O Estado de S. Paulo

O ano da realidade alterada

- PEDRO DORIA E-MAIL:COLUNA@PEDRODORIA.COM.BR TWITTER: @PEDRODORIA PEDRO DORIA ESCREVE ÀS SEXTAS-FEIRAS

Há pouco mais de dez anos, acompanho o trabalho de Jeremy Bailenson. Em Stanford, a universida­de no centro do Vale do Silício, ninguém entende mais que ele a respeito de realidade virtual. Jeremy tem resistido ao canto da sereia das empresas vizinhas e se mantém na academia. Não lhe interessa tanto a tecnologia que fará realidade virtual acontecer. Para ele, não há dúvida. Ela virá, é só uma questão de tempo. O que estuda é como estar num mundo artificial nos afeta.

Quer saber qual o efeito em nós.

Lembro da primeira vez que entrei em um de seus experiment­os, numa salinha do McClatchy Hall, onde ainda fica o departamen­to de Comunicaçã­o. Hoje, seu espaço é muito mais generoso. Na época era aquela salinha. Ele me pôs um capacete pesado com óculos grandes, tudo ligado a não sei quantos cabos e, na outra ponta, uns dois computador­es, cada um gerando a imagem de um dos olhos.

Fui transporta­do para outro mundo. Em 2008, Hollywood já fazia efeitos visuais sofisticad­íssimos com computador­es. Mas aquele mundo no qual eu estava não tinha nada disso. Tudo era caricato, as cores chapadas e os objetos, geométrico­s, simples. Eu tinha de atravessar uma ponte muito estreita. Se caísse, jacarés. E mesmo consciente de que estava ali, numa sala qualquer acarpetada e genérica do campus, mesmo que os desenhos fossem todos caricatos, deu frio na barriga. Vem uma tensão que a gente sequer sabe de onde vem.

É esta nossa capacidade de reagir ao ambiente artificial e fantasioso, mesmo cientes de que nada acontecerá, que ele estuda.

Da última vez em que estivemos juntos, há pouco mais de um ano, ele estava fazendo testes, com o time de futebol da universida­de, para simular os adversário­s. Queria entender se jogadores podem usar estas realidades artificiai­s para treino. Estava otimista.

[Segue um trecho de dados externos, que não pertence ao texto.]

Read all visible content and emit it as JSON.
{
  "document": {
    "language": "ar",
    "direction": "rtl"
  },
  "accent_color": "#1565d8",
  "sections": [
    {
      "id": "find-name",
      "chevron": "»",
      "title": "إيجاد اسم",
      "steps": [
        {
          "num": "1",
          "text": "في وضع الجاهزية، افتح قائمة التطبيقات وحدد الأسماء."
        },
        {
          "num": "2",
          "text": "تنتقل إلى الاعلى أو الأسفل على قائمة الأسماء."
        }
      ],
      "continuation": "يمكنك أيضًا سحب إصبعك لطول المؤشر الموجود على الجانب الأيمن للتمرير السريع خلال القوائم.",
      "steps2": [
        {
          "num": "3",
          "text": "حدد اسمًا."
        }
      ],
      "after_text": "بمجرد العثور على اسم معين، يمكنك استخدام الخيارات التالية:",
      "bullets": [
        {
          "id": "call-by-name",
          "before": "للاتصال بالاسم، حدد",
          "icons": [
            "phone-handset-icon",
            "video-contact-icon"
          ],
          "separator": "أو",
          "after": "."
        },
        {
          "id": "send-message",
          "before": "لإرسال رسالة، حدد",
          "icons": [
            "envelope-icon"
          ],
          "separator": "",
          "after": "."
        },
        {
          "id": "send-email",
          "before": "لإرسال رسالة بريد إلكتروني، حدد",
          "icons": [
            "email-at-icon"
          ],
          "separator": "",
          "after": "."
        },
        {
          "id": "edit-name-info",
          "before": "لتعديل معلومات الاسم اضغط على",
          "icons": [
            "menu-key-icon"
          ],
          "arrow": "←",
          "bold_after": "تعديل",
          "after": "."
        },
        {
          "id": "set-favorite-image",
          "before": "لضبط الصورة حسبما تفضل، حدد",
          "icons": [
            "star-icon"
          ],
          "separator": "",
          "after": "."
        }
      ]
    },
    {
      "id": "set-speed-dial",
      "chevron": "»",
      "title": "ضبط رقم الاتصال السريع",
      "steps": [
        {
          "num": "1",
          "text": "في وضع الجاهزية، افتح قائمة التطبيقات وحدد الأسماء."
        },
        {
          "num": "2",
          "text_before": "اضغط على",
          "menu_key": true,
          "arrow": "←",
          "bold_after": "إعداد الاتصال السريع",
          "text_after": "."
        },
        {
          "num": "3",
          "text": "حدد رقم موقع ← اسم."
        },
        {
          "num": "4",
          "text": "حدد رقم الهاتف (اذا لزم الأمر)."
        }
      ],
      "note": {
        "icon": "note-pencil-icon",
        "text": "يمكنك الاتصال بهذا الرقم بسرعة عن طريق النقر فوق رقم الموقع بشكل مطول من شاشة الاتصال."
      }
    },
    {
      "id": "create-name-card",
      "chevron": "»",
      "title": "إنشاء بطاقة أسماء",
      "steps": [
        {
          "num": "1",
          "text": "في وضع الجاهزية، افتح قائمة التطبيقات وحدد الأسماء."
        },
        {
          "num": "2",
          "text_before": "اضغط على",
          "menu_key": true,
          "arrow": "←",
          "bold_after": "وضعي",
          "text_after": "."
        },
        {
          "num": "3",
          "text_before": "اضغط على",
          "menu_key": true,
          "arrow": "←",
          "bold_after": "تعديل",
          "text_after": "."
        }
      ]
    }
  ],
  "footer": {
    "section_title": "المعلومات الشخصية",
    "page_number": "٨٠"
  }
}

No mundo fora da academia, é diferente. Para um professor, o negócio é irrelevant­e. Para a indústria, o negócio é o objetivo. Quando 2017 começou, havia duas promessas na praça. Duas tecnologia­s que definiriam o ano. De um lado, inteligênc­ia artificial. Do outro, realidades aumentada e virtual. Os assistente­s de Amazon, Google, Apple e Microsoft estão se sofistican­do a olhos vistos. As caixas de som que trazem para o centro da sala estes ajudantes digitais vendem bem. Já a dupla RA e RV — nada.

Não faltou investimen­to, não faltaram demonstraç­ões. Em realidade aumentada, porém, ainda estamos na era do Pokémon Go. E isso é tão 2016. Na realidade virtual, nem isso. Para videogames, é um problema. Embora a tecnologia exista, as pessoas não têm aquilo que Jeremy Bailenson reserva para si: uma sala limpa onde, de óculos, podemos caminhar por um mundo de fantasia sem tropeçar na mesinha ou no sofá. É daquelas coisas caras que acabam encostadas de lado.

Realidade aumentada tem utilidades mais claras. É a capacidade de sobrepor imagens virtuais sobre o mundo real. Um GPS, por exemplo, que ao invés de mostrar o mapa, dispõe as setas sobre a estrada real vista pela câmera do celular. Você nunca mais errará aquela saída por dificuldad­e de entender a perspectiv­a. E já faz dois anos que celulares topo de linha já vêm com duas câmeras. Elas não estão ali para que as fotos fiquem melhores, embora o marketing insista nisso. Estão ali porque, com câmeras distintas, o celular compreende profundida­de e pode espalhar objetos virtuais com minúcia, no detalhe.

Só o que não vimos, ainda, é o salto da realidade aumentada. Os apps não chegaram. Pois 2018 está chegando. É vai, ou racha. É o ano de ficarem comuns ou, provavelme­nte, vamos parar de ouvir falar do tema por um bom tempo.